Hades 2 (2025) is Supergiant’s first ever direct sequel to one of their titles and nearly flawlessly takes what made Hades (2020) a smash hit and improves on it from gameplay to relationships and regions.
The word “nearly” was used intentionally however, while the story of Hades 2 makes sense and for the most part is a logical evolution of the original set up and story of Hades, the ending created a thorough ripple among the Hades community. I believe this to be for a few core reasons:
1. Building off the emotions from the original Hades in Zagreus coming to terms (but specifically not forgiving his father for his past transgressions) Hades and mending the relationship between his parents.

2. Giving some Fans around a full year of Pre-release builds before the full game was released creating a significant amount of room for fans to be able to theory craft on potential endings, thus (reasonably) raising expectations. I am personally in this camp as I was playing when the Surface was first added to the game.
3. (VERY SUBJECTIVE) The ending itself almost feels rushed and particularly the post game feels a bit like a slap to the face narratively and it ended up hurting the perceptions of Melinoë and Zagreus.
So lets step back and actually go through the general motions of the story and how everything generally makes sense until the true ending.
In Hades 2, the player controls Melinoë, the daughter of Hades and Persephone, who has been orphaned at the hands of the Titan Chronos (The father of Zeus, Poseidon, and Hades) and is on a quest to travel from Erebus (the darkness surrounding the underworld) into Tartarus to face the Titan. As the player progresses they become more acquainted with the personality of Melinoë- the persistent goddess of nightmares as someone who will not give up until she saves her family (who have been sealed away from time… other than Hades who is imprisoned in his old house) and slays the regenerating Chronos for good.
It is from here that Mel (what many of the characters in the game call her and what I will be using for the duration of this blog) learns that Chronos had actually been waging war with the other gods on the surface of the Earth by summoning the Creator of all Monsters: Typhon. So Mel takes it upon her self to both find a way to kill Chronos and keep Typhon at bay so he doesn’t destroy Mount Olympus.
Mel’s dedication to absolute success in these tasks she has been training her entire life to achieve show her personality as someone who does not compromise even slightly in her quest for vengeance (And POSTGAME SPOILER!!: Once you learn the true identity of Mel’s headmaster in witchcraft Hecate actually being Mel from a different timeline where she ended up ruining her timeline by erasing Chronos, Mel’s absolutism becomes even more apparent.)

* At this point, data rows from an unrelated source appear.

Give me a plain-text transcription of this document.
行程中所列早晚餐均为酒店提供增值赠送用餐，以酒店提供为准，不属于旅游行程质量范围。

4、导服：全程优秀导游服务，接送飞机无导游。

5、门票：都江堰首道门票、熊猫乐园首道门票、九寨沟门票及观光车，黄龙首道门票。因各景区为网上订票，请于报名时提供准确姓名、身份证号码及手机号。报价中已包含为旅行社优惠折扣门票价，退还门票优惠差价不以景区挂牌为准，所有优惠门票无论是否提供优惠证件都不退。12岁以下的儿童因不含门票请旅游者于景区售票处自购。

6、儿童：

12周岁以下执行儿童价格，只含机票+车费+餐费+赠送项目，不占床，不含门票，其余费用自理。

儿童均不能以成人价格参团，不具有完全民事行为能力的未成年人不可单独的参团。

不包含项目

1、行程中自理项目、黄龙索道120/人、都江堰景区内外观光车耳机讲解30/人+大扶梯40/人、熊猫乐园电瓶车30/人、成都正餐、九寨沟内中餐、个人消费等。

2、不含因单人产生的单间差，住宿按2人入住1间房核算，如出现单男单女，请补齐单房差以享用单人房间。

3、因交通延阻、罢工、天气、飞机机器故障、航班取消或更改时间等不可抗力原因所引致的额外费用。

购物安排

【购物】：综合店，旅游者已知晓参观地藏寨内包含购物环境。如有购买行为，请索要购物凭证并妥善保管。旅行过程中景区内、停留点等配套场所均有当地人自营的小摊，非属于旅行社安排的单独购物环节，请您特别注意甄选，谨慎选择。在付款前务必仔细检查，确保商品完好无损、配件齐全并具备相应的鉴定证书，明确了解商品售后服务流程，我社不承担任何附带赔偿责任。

Eventually in the story, after defeating Chronos for one of the first times, Mel is able to communicate from Zagreus through his Mirror of Darkness and she tells him to find Chronos in the past and to kill him so they can live as a family in the same timeline. Zagreus agrees and sets off to find the cult of Chronos and to kill the Titan with the Gigaros Spear.

But then, in one of the strangest moments of characterization, Zagreus, a character who had spent the entire first game trying to improve his relationship with his family and become a dependable person chooses to spare Chronos under the conditions that he not be a dick. This creates a parallel universe for Mel and Chronos where they both have the memories of having been Enemies and Family and Chronos decides to become a good guy and apologizes for being a dick to Mel.
For some reason Mel is not mad at Zagreus for completely disregarding his word that he would kill the most evil titan ever and just decides to roll with it.
To rub even more dirt into the wound of this already strangely written ending, Mel only hangs out with her family for like a week and spends the rest of her life in the cross roads where her and her now cool grandpa jump from timeline to timeline to kill other versions of her Grandpa and Typhon (I guess those versions don’t deserve any redemption???). Finally, Mel gets to meet the fates who gave her this quest to begin with and they just decide that they don’t care about being the fates anymore and stop weaving forever leading to the Age of Humanity in the most anti-climactic way possible.
This ending flat out ignores the motivations of a majority of the gods (and in particular Zeus, Prometheus, Mel, Zagreus, and Hades who were potentially affected most by the Chronos’ actions) and ends the story by essentially stating that nothing that mel does from this point even matters and that there will never be another sequel to try and fix these issues because the Epoch of Gods has ended. How Devestating.